13 So he called ten of his servants, delivered to them ten minas, and said to them, ‘Do business till I come.’
14 But his citizens hated him, and sent a delegation after him, saying, ‘We will not have this man to reign over us.’
15 “And so it was that when he returned, having received the kingdom, he then commanded these servants, to whom he had given the money, to be called to him, that he might know how much every man had gained by trading.
16 Then came the first, saying, ‘Master, your mina has earned ten minas.’
17 And he said to him, ‘Well done, good servant; because you were faithful in a very little, have authority over ten cities.’ 18 And the second came, saying, ‘Master, your mina has earned five minas.’
19 Likewise he said to him, ‘You also be over five cities.’
20 “Then another came, saying, ‘Master, here is your mina, which I have kept put away in a handkerchief.
21 For I feared you, because you are an austere man.
You collect what you did not deposit, and reap what you did not sow.’
22 And he said to him, ‘Out of your own mouth I will judge you, you wicked servant.

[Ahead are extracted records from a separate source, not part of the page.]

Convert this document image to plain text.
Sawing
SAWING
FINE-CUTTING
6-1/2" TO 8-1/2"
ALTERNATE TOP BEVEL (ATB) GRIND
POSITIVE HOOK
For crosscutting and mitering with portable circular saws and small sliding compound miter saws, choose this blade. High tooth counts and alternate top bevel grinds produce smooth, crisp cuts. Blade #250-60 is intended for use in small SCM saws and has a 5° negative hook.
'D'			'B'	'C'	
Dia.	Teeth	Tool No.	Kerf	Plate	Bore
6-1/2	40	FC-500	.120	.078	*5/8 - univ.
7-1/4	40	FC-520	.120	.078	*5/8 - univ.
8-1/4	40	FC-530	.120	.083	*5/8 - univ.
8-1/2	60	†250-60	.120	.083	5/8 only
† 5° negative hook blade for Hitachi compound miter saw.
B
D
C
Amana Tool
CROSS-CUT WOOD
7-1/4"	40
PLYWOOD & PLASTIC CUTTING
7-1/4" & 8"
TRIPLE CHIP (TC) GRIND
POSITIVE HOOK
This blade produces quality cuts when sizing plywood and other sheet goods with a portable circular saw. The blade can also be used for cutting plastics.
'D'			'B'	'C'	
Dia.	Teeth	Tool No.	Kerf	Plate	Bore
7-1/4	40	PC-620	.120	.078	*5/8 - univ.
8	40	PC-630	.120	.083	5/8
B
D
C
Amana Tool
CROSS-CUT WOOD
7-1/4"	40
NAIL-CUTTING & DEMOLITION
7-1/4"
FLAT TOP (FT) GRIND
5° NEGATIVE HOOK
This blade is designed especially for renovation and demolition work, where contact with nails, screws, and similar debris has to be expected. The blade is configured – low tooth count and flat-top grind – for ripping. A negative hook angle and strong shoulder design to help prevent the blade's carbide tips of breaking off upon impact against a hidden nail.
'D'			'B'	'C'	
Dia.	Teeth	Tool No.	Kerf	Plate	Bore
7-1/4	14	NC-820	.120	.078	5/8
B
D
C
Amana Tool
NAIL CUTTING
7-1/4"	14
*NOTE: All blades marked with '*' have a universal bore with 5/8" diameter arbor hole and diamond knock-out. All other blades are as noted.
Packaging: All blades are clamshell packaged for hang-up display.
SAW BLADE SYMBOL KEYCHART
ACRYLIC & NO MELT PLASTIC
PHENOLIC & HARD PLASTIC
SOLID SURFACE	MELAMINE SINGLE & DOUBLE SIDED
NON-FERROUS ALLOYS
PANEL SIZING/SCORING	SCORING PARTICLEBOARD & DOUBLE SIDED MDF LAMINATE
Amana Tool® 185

You knew that I was an austere man, collecting what I did not deposit and reaping what I did not sow.
23 Why then did you not put my money in the bank, that at my coming I might have collected it with interest?’
24 “And he said to those who stood by, ‘Take the mina from him, and give it to him who has ten minas.’ 25 (But they said to him, ‘Master, he has ten minas.’)
26 ‘For I say to you, that to everyone who has will be given; and from him who does not have, even what he has will be taken away from him.
27 But bring here those enemies of mine, who did not want me to reign over them, and slay them before me.’
Now I know you’re probably saying, “Well, I don’t see where you get a diagnostic tool out of that passage.”
I understand, but it really is there.
Let me show you.
This parable tells us three diagnoses that our money management makes on our lives.
First:
DIV 1: STEWARDSHIP DIAGNOSES THE DEPTH OF YOUR COMMITMENT
EXPLANATION
Now if you grew up in church, this parable sounds familiar to you.
That’s because it resembles the parable of the talents that Christ tells in Matt 25.
But there are some significant differences which, I believe, make a difference.
First, in this parable, the Owner gives each servant the same amount, regardless of their ability.
It says: So he called ten of his servants, delivered to them ten minas, and said to them, ‘Do business till I come.
You see, each one received the same thing: a “mina.”
A mina was worth 100 drachmas and represented the three month salary of an average worker.
What’s the point of this difference?
One commentator writes:
If Matthew describes how different opportunities were equally used, Luke describes how equal opportunities were differently used by successful servants.
That difference shows up in their results.
The first servant gains ten more minas, the second gains five and the third gains zero.
The question becomes, why the difference?
Why did one of the servants gain 10 times his investment.
From what I have studied I believe it is because one of the servants was wiser, worked harder, was more committed.
You see, he took his master’s investment and determined to make it count and the results came.